Winter’s cold or Frigid air with swirls of frosty breath that left ice crystals on his beard that soon became icicles – Huh?

As I write this, it is spitting out the first winter precipitation for our area (North Carolina Piedmont). We tend to get overly excited over just one flake or ice pellet. The bread flies off the grocery store shelves with just a hint of winter in the forecast. Milk is equally in high demand. We all learned that lesson several years ago when we had a whopper snow that kept all of us in our homes for ten days.

A rare event in NC - enough to clear grocery store shelves!

A rare event in NC – enough to clear grocery store shelves!

Okay, I know all of you who live in colder climates are laughing at us. And believe me, even we who are snow starved cried in sympathy with the folks in Buffalo over the excess snow they had earlier this season. Too much of anything is bad, just as is too little. Which brings me to my point; what does this have to do with writing?

I recently read an excellent blog about the proper amount of description to use when developing a story, characters, or setting. There were points made on both sides of the issue; all of them valid.

For me, less is more. I believe in the reader’s ability to fill in the details according to their take on the written word. Now, I’m not talking basics here. We all need to know the character’s sex, age, location setting, and basic personality traits. But beyond that, what is needed?

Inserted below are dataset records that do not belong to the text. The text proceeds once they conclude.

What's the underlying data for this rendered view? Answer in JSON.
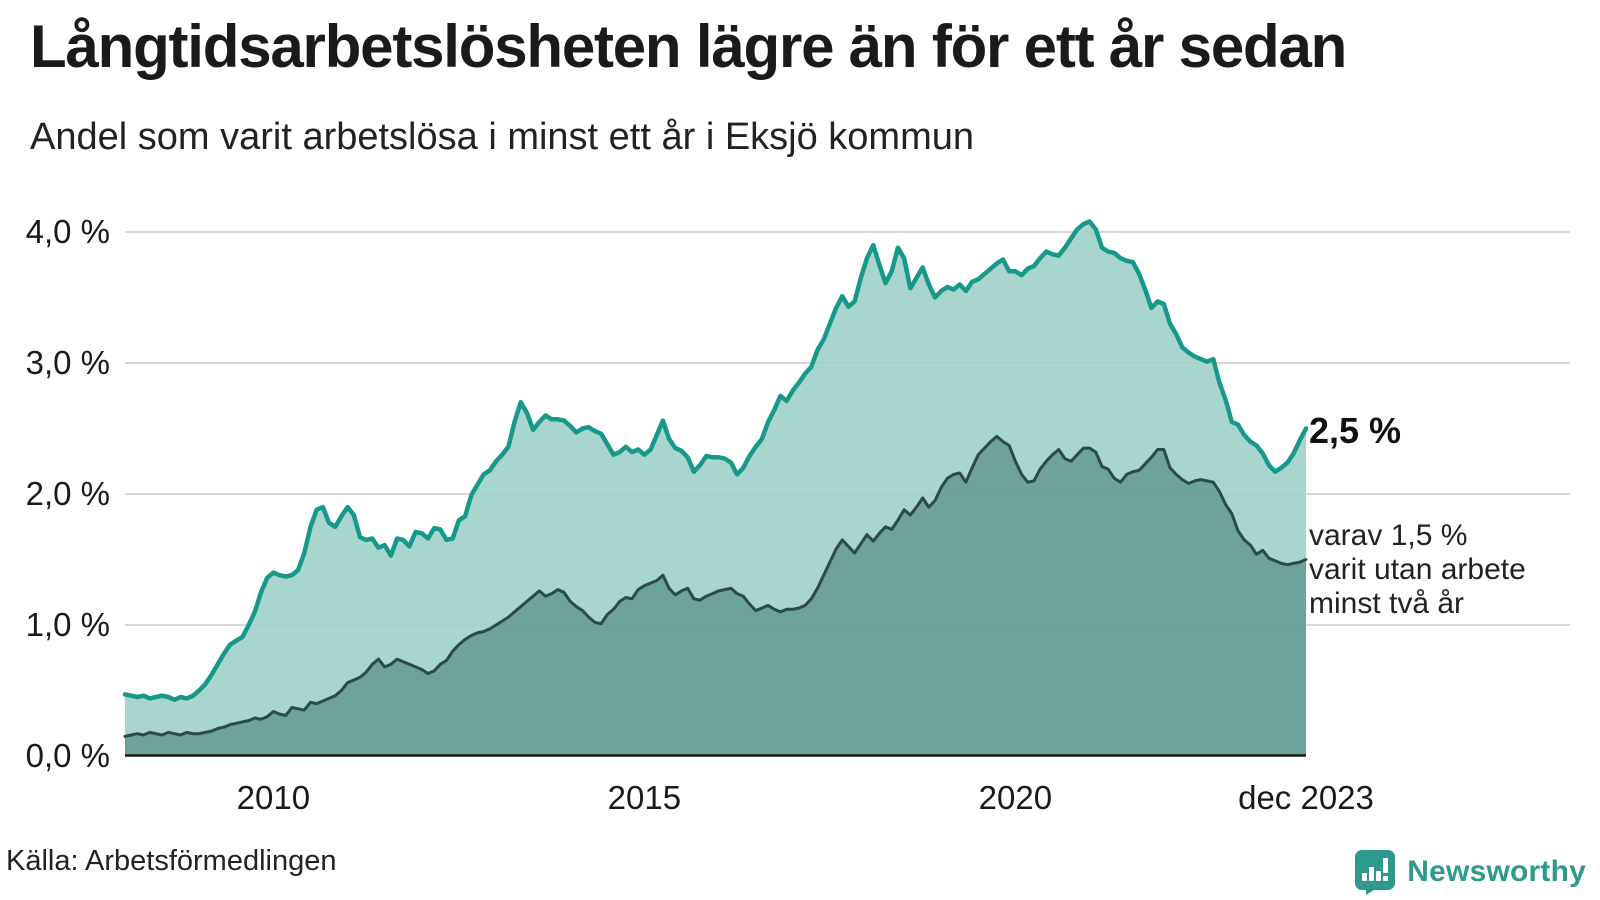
{
  "title": "Långtidsarbetslösheten lägre än för ett år sedan",
  "subtitle": "Andel som varit arbetslösa i minst ett år i Eksjö kommun",
  "source": "Källa: Arbetsförmedlingen",
  "branding": {
    "name": "Newsworthy",
    "icon": "newsworthy-speech-bubble-bar-chart-icon",
    "color": "#2e9a8e"
  },
  "annotations": {
    "latest_total_label": "2,5 %",
    "subset_label_lines": [
      "varav 1,5 %",
      "varit utan arbete",
      "minst två år"
    ]
  },
  "colors": {
    "total_line": "#17998a",
    "total_fill": "#9ccfc7",
    "subset_line": "#2c4a47",
    "subset_fill": "#659b95",
    "gridline": "#d8d8dc",
    "axis_line": "#1a1a1a",
    "text": "#1a1a1a"
  },
  "chart_data": {
    "type": "area",
    "title": "Långtidsarbetslösheten lägre än för ett år sedan",
    "subtitle": "Andel som varit arbetslösa i minst ett år i Eksjö kommun",
    "unit": "%",
    "x_start": "jan 2008",
    "x_end": "dec 2023",
    "points_per_year": 12,
    "ylim": [
      0,
      4.3
    ],
    "grid": true,
    "y_ticks": [
      {
        "label": "0,0 %",
        "value": 0
      },
      {
        "label": "1,0 %",
        "value": 1
      },
      {
        "label": "2,0 %",
        "value": 2
      },
      {
        "label": "3,0 %",
        "value": 3
      },
      {
        "label": "4,0 %",
        "value": 4
      }
    ],
    "x_ticks": [
      {
        "label": "2010",
        "month_index": 24
      },
      {
        "label": "2015",
        "month_index": 84
      },
      {
        "label": "2020",
        "month_index": 144
      },
      {
        "label": "dec 2023",
        "month_index": 191
      }
    ],
    "series": [
      {
        "name": "Andel som varit arbetslösa i minst ett år",
        "latest_value": 2.5,
        "values": [
          0.47,
          0.46,
          0.45,
          0.46,
          0.44,
          0.45,
          0.46,
          0.45,
          0.43,
          0.45,
          0.44,
          0.46,
          0.5,
          0.55,
          0.62,
          0.7,
          0.78,
          0.85,
          0.88,
          0.91,
          1.0,
          1.1,
          1.25,
          1.36,
          1.4,
          1.38,
          1.37,
          1.38,
          1.42,
          1.55,
          1.75,
          1.88,
          1.9,
          1.78,
          1.75,
          1.83,
          1.9,
          1.84,
          1.67,
          1.65,
          1.66,
          1.59,
          1.61,
          1.53,
          1.66,
          1.65,
          1.6,
          1.71,
          1.7,
          1.66,
          1.74,
          1.73,
          1.65,
          1.66,
          1.8,
          1.83,
          1.99,
          2.07,
          2.15,
          2.18,
          2.25,
          2.3,
          2.36,
          2.55,
          2.7,
          2.62,
          2.49,
          2.55,
          2.6,
          2.57,
          2.57,
          2.56,
          2.52,
          2.47,
          2.5,
          2.51,
          2.48,
          2.46,
          2.38,
          2.3,
          2.32,
          2.36,
          2.32,
          2.34,
          2.3,
          2.34,
          2.45,
          2.56,
          2.42,
          2.35,
          2.33,
          2.28,
          2.17,
          2.22,
          2.29,
          2.28,
          2.28,
          2.27,
          2.24,
          2.15,
          2.2,
          2.29,
          2.36,
          2.42,
          2.55,
          2.64,
          2.75,
          2.71,
          2.79,
          2.85,
          2.92,
          2.97,
          3.1,
          3.18,
          3.3,
          3.42,
          3.51,
          3.43,
          3.47,
          3.65,
          3.8,
          3.9,
          3.75,
          3.61,
          3.7,
          3.88,
          3.8,
          3.57,
          3.65,
          3.73,
          3.6,
          3.5,
          3.55,
          3.58,
          3.56,
          3.6,
          3.55,
          3.62,
          3.64,
          3.68,
          3.72,
          3.76,
          3.79,
          3.7,
          3.7,
          3.67,
          3.72,
          3.74,
          3.8,
          3.85,
          3.83,
          3.82,
          3.88,
          3.95,
          4.02,
          4.06,
          4.08,
          4.02,
          3.88,
          3.85,
          3.84,
          3.8,
          3.78,
          3.77,
          3.68,
          3.56,
          3.42,
          3.47,
          3.45,
          3.3,
          3.22,
          3.12,
          3.08,
          3.05,
          3.03,
          3.01,
          3.03,
          2.85,
          2.72,
          2.55,
          2.53,
          2.45,
          2.4,
          2.37,
          2.31,
          2.22,
          2.17,
          2.2,
          2.24,
          2.31,
          2.41,
          2.5
        ]
      },
      {
        "name": "varav utan arbete minst två år",
        "latest_value": 1.5,
        "values": [
          0.15,
          0.16,
          0.17,
          0.16,
          0.18,
          0.17,
          0.16,
          0.18,
          0.17,
          0.16,
          0.18,
          0.17,
          0.17,
          0.18,
          0.19,
          0.21,
          0.22,
          0.24,
          0.25,
          0.26,
          0.27,
          0.29,
          0.28,
          0.3,
          0.34,
          0.32,
          0.31,
          0.37,
          0.36,
          0.35,
          0.41,
          0.4,
          0.42,
          0.44,
          0.46,
          0.5,
          0.56,
          0.58,
          0.6,
          0.64,
          0.7,
          0.74,
          0.68,
          0.7,
          0.74,
          0.72,
          0.7,
          0.68,
          0.66,
          0.63,
          0.65,
          0.7,
          0.73,
          0.8,
          0.85,
          0.89,
          0.92,
          0.94,
          0.95,
          0.97,
          1.0,
          1.03,
          1.06,
          1.1,
          1.14,
          1.18,
          1.22,
          1.26,
          1.22,
          1.24,
          1.27,
          1.25,
          1.18,
          1.14,
          1.11,
          1.06,
          1.02,
          1.01,
          1.08,
          1.12,
          1.18,
          1.21,
          1.2,
          1.27,
          1.3,
          1.32,
          1.34,
          1.38,
          1.28,
          1.23,
          1.26,
          1.28,
          1.2,
          1.19,
          1.22,
          1.24,
          1.26,
          1.27,
          1.28,
          1.24,
          1.22,
          1.16,
          1.11,
          1.13,
          1.15,
          1.12,
          1.1,
          1.12,
          1.12,
          1.13,
          1.15,
          1.2,
          1.28,
          1.38,
          1.48,
          1.58,
          1.65,
          1.6,
          1.55,
          1.62,
          1.69,
          1.64,
          1.7,
          1.75,
          1.73,
          1.8,
          1.88,
          1.84,
          1.9,
          1.97,
          1.9,
          1.95,
          2.05,
          2.12,
          2.15,
          2.16,
          2.09,
          2.2,
          2.3,
          2.35,
          2.4,
          2.44,
          2.4,
          2.37,
          2.25,
          2.15,
          2.09,
          2.1,
          2.19,
          2.25,
          2.3,
          2.34,
          2.27,
          2.25,
          2.3,
          2.35,
          2.35,
          2.32,
          2.21,
          2.19,
          2.12,
          2.09,
          2.15,
          2.17,
          2.18,
          2.23,
          2.28,
          2.34,
          2.34,
          2.2,
          2.15,
          2.11,
          2.08,
          2.1,
          2.11,
          2.1,
          2.09,
          2.02,
          1.92,
          1.85,
          1.72,
          1.65,
          1.61,
          1.54,
          1.57,
          1.51,
          1.49,
          1.47,
          1.46,
          1.47,
          1.48,
          1.5
        ]
      }
    ]
  }
}
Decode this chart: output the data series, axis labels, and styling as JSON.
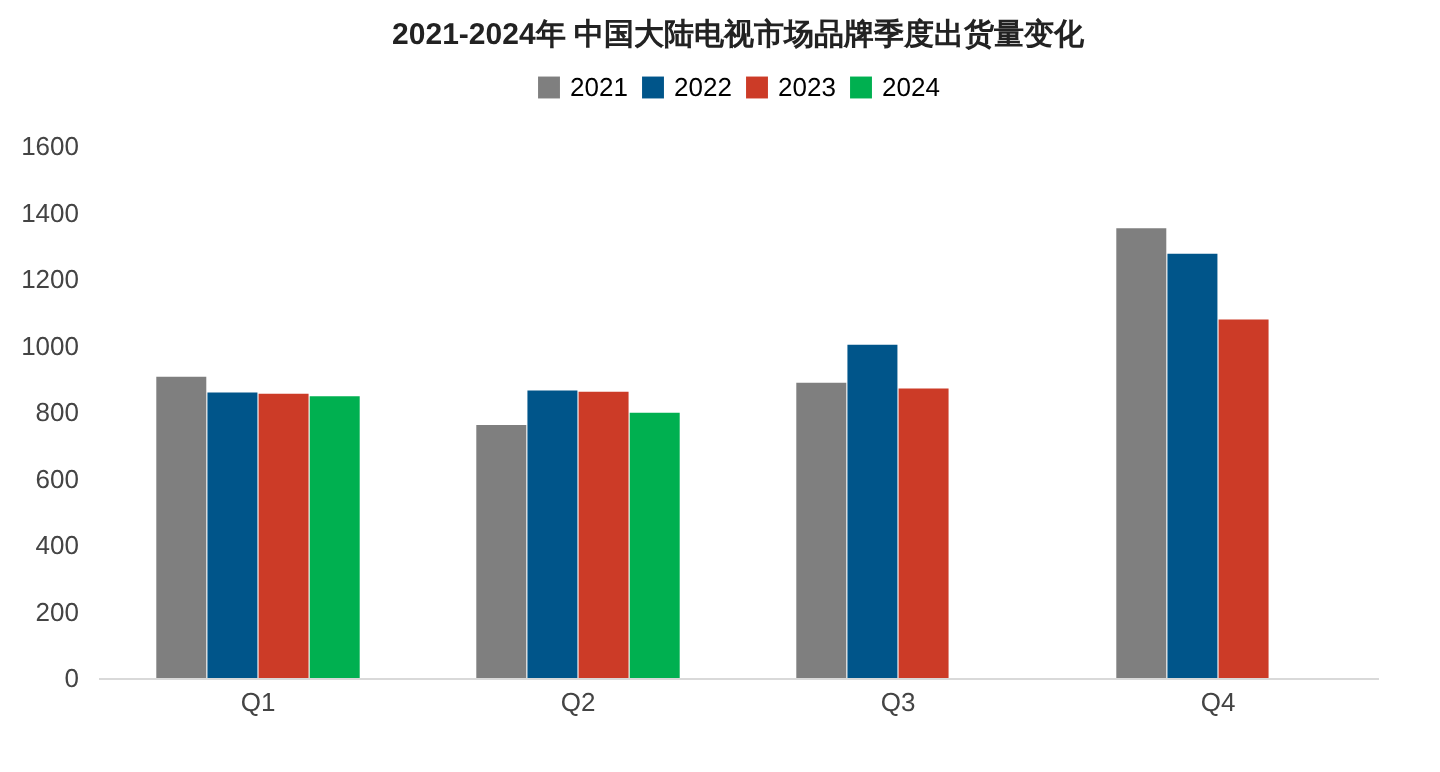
{
  "chart_data": {
    "type": "bar",
    "title": "2021-2024年 中国大陆电视市场品牌季度出货量变化",
    "categories": [
      "Q1",
      "Q2",
      "Q3",
      "Q4"
    ],
    "series": [
      {
        "name": "2021",
        "color": "#7f7f7f",
        "values": [
          906,
          761,
          888,
          1353
        ]
      },
      {
        "name": "2022",
        "color": "#00558a",
        "values": [
          859,
          865,
          1002,
          1276
        ]
      },
      {
        "name": "2023",
        "color": "#cc3b27",
        "values": [
          855,
          861,
          871,
          1078
        ]
      },
      {
        "name": "2024",
        "color": "#00b050",
        "values": [
          847,
          798,
          null,
          null
        ]
      }
    ],
    "ylim": [
      0,
      1600
    ],
    "yticks": [
      0,
      200,
      400,
      600,
      800,
      1000,
      1200,
      1400,
      1600
    ],
    "grid": false,
    "legend": "top"
  }
}
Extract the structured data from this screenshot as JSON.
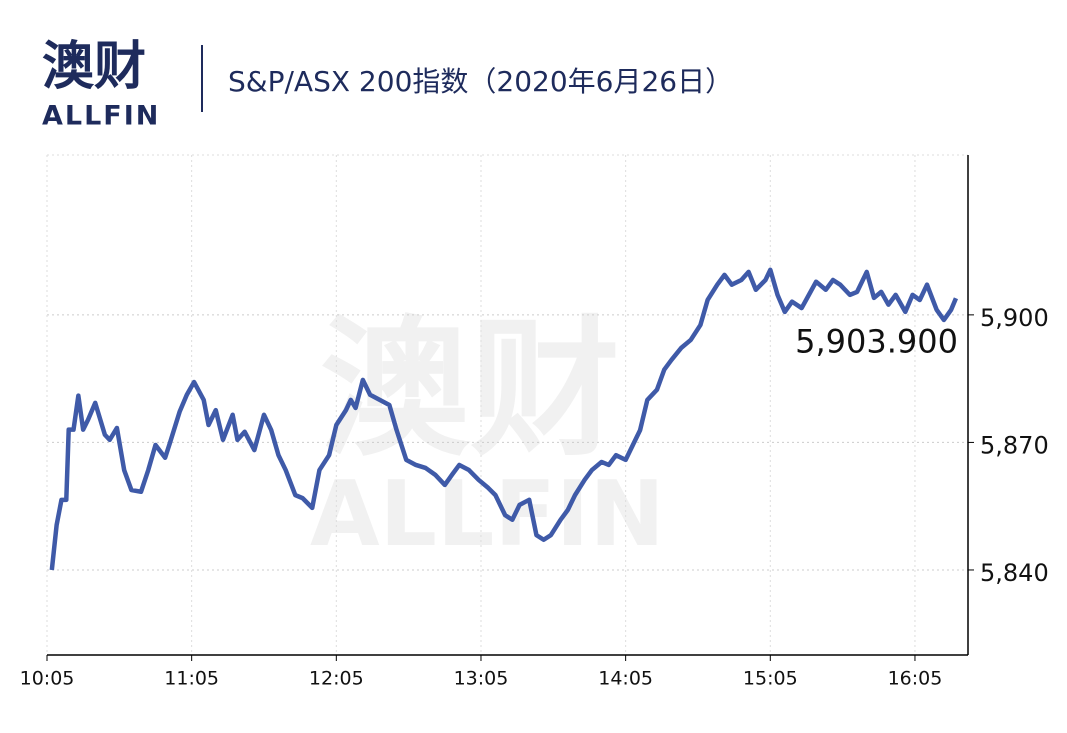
{
  "logo": {
    "cn": "澳财",
    "en": "ALLFIN"
  },
  "chart_data": {
    "type": "line",
    "title": "S&P/ASX 200指数（2020年6月26日）",
    "x": [
      "10:07",
      "10:09",
      "10:11",
      "10:13",
      "10:14",
      "10:16",
      "10:18",
      "10:20",
      "10:22",
      "10:25",
      "10:29",
      "10:31",
      "10:34",
      "10:37",
      "10:40",
      "10:44",
      "10:47",
      "10:50",
      "10:54",
      "10:56",
      "11:00",
      "11:03",
      "11:06",
      "11:10",
      "11:12",
      "11:15",
      "11:18",
      "11:22",
      "11:24",
      "11:27",
      "11:31",
      "11:35",
      "11:38",
      "11:41",
      "11:44",
      "11:48",
      "11:51",
      "11:55",
      "11:58",
      "12:02",
      "12:05",
      "12:09",
      "12:11",
      "12:13",
      "12:16",
      "12:19",
      "12:23",
      "12:27",
      "12:30",
      "12:34",
      "12:38",
      "12:42",
      "12:46",
      "12:50",
      "12:53",
      "12:56",
      "13:00",
      "13:04",
      "13:08",
      "13:11",
      "13:15",
      "13:18",
      "13:21",
      "13:25",
      "13:28",
      "13:31",
      "13:34",
      "13:38",
      "13:41",
      "13:44",
      "13:48",
      "13:51",
      "13:55",
      "13:58",
      "14:01",
      "14:05",
      "14:08",
      "14:11",
      "14:14",
      "14:18",
      "14:21",
      "14:24",
      "14:28",
      "14:32",
      "14:36",
      "14:39",
      "14:43",
      "14:46",
      "14:49",
      "14:53",
      "14:56",
      "14:59",
      "15:03",
      "15:05",
      "15:08",
      "15:11",
      "15:14",
      "15:18",
      "15:21",
      "15:24",
      "15:28",
      "15:31",
      "15:34",
      "15:38",
      "15:41",
      "15:45",
      "15:48",
      "15:51",
      "15:54",
      "15:57",
      "16:01",
      "16:04",
      "16:07",
      "16:10",
      "16:14",
      "16:17",
      "16:20",
      "16:22"
    ],
    "series": [
      {
        "name": "S&P/ASX 200",
        "color": "#3f5aa8",
        "values": [
          5840,
          5850.6,
          5856.5,
          5856.5,
          5873,
          5873,
          5881,
          5873,
          5875.3,
          5879.3,
          5871.8,
          5870.6,
          5873.4,
          5863.5,
          5858.8,
          5858.4,
          5863.5,
          5869.4,
          5866.4,
          5869.9,
          5877.2,
          5881.2,
          5884.2,
          5880,
          5874.1,
          5877.6,
          5870.6,
          5876.5,
          5870.6,
          5872.5,
          5868.2,
          5876.5,
          5872.9,
          5867,
          5863.5,
          5857.6,
          5856.9,
          5854.6,
          5863.5,
          5867,
          5874.1,
          5877.6,
          5880,
          5878.1,
          5884.7,
          5881.2,
          5880,
          5878.8,
          5872.9,
          5865.9,
          5864.7,
          5864,
          5862.4,
          5860,
          5862.4,
          5864.7,
          5863.5,
          5861.2,
          5859.3,
          5857.6,
          5852.9,
          5851.8,
          5855.3,
          5856.5,
          5848.2,
          5847.1,
          5848.2,
          5851.8,
          5854.1,
          5857.6,
          5861.2,
          5863.5,
          5865.4,
          5864.7,
          5867,
          5865.9,
          5869.4,
          5872.9,
          5880,
          5882.4,
          5887.1,
          5889.4,
          5892.2,
          5894.1,
          5897.6,
          5903.5,
          5907.1,
          5909.4,
          5907.1,
          5908.2,
          5910.1,
          5905.9,
          5908.2,
          5910.6,
          5904.7,
          5900.7,
          5903.1,
          5901.6,
          5904.7,
          5907.8,
          5905.9,
          5908.2,
          5907.1,
          5904.7,
          5905.4,
          5910.1,
          5904,
          5905.4,
          5902.4,
          5904.7,
          5900.7,
          5904.7,
          5903.5,
          5907.1,
          5901.2,
          5898.8,
          5901.2,
          5903.9
        ]
      }
    ],
    "annotations": [
      {
        "text": "5,903.900",
        "x": "16:22",
        "y": 5903.9
      }
    ],
    "xlim": [
      "10:05",
      "16:27"
    ],
    "xticks": [
      "10:05",
      "11:05",
      "12:05",
      "13:05",
      "14:05",
      "15:05",
      "16:05"
    ],
    "ylim": [
      5820,
      5937.6
    ],
    "yticks": [
      {
        "value": 5840,
        "label": "5,840"
      },
      {
        "value": 5870,
        "label": "5,870"
      },
      {
        "value": 5900,
        "label": "5,900"
      }
    ],
    "grid": true
  }
}
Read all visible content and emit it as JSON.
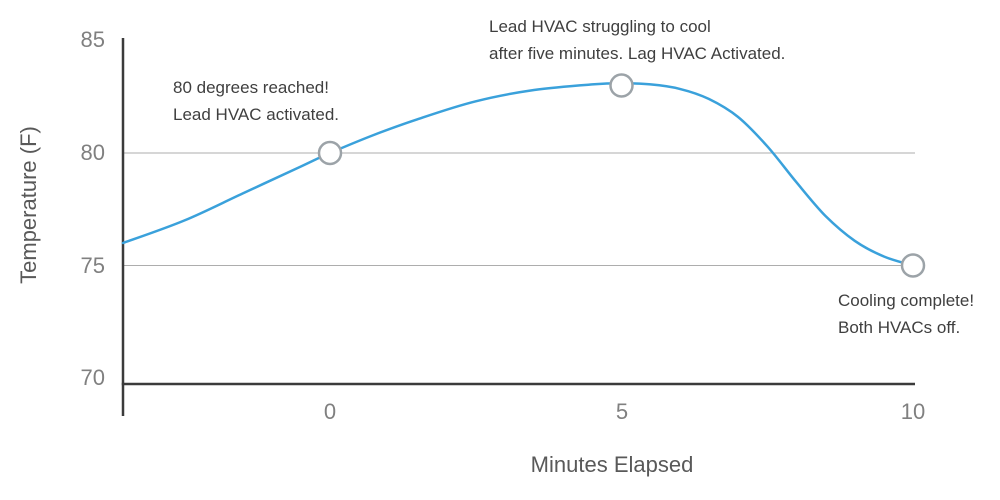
{
  "chart_data": {
    "type": "line",
    "title": "",
    "xlabel": "Minutes Elapsed",
    "ylabel": "Temperature (F)",
    "x_ticks": [
      0,
      5,
      10
    ],
    "y_ticks": [
      85,
      80,
      75,
      70
    ],
    "x_tick_labels": [
      "0",
      "5",
      "10"
    ],
    "y_tick_labels": [
      "85",
      "80",
      "75",
      "70"
    ],
    "xlim": [
      -3.55,
      10
    ],
    "ylim": [
      70,
      85
    ],
    "y_gridlines": [
      80,
      75
    ],
    "grid": "horizontal-only",
    "legend_position": "none",
    "series": [
      {
        "name": "Temperature",
        "points": [
          [
            -3.55,
            76
          ],
          [
            -2.5,
            77
          ],
          [
            -1.5,
            78.2
          ],
          [
            -0.5,
            79.4
          ],
          [
            0,
            80
          ],
          [
            0.75,
            80.8
          ],
          [
            1.5,
            81.5
          ],
          [
            2.5,
            82.3
          ],
          [
            3.5,
            82.8
          ],
          [
            4.5,
            83.05
          ],
          [
            5,
            83.1
          ],
          [
            5.5,
            83.05
          ],
          [
            6,
            82.85
          ],
          [
            6.5,
            82.4
          ],
          [
            7,
            81.6
          ],
          [
            7.5,
            80.3
          ],
          [
            8,
            78.7
          ],
          [
            8.5,
            77.2
          ],
          [
            9,
            76.1
          ],
          [
            9.5,
            75.4
          ],
          [
            10,
            75
          ]
        ]
      }
    ],
    "markers": [
      {
        "x": 0,
        "y": 80,
        "label": "80 degrees reached! Lead HVAC activated."
      },
      {
        "x": 5,
        "y": 83,
        "label": "Lead HVAC struggling to cool after five minutes. Lag HVAC Activated."
      },
      {
        "x": 10,
        "y": 75,
        "label": "Cooling complete! Both HVACs off."
      }
    ],
    "annotations": [
      {
        "lines": [
          "80 degrees reached!",
          "Lead HVAC activated."
        ]
      },
      {
        "lines": [
          "Lead HVAC struggling to cool",
          "after five minutes. Lag HVAC Activated."
        ]
      },
      {
        "lines": [
          "Cooling complete!",
          "Both HVACs off."
        ]
      }
    ],
    "colors": {
      "line": "#3AA1DB",
      "marker_stroke": "#9CA3A8",
      "marker_fill": "#FFFFFF",
      "axis": "#3B3B3B",
      "grid": "#ADADAD",
      "tick_text": "#808080",
      "axis_title_text": "#595959",
      "annotation_text": "#3F3F3F"
    }
  }
}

There is a very prolific author whose stories I enjoy. But, I’ve noticed that in more recent books, some of the descriptions are overkill; way too many words to describe a relatively unimportant action, or trait. And that is when I start skipping pages to get on to the meat of the story.

There is another prolific author that I also enjoy reading and this person has a skill I truly admire; that of minimal description. With one or two words, this author paints a complete picture that I can not only see in my head, but feel as if I know the character or scene in question.

So, which way should an author go to be successful in writing? My preference is obvious. But, what about yours? Next time I will discuss some ideas about developing one’s descriptive skills. Meanwhile, I hope each and every one of you has the best Christmas holiday ever and a New Year filled with the best of the best of God’s blessings!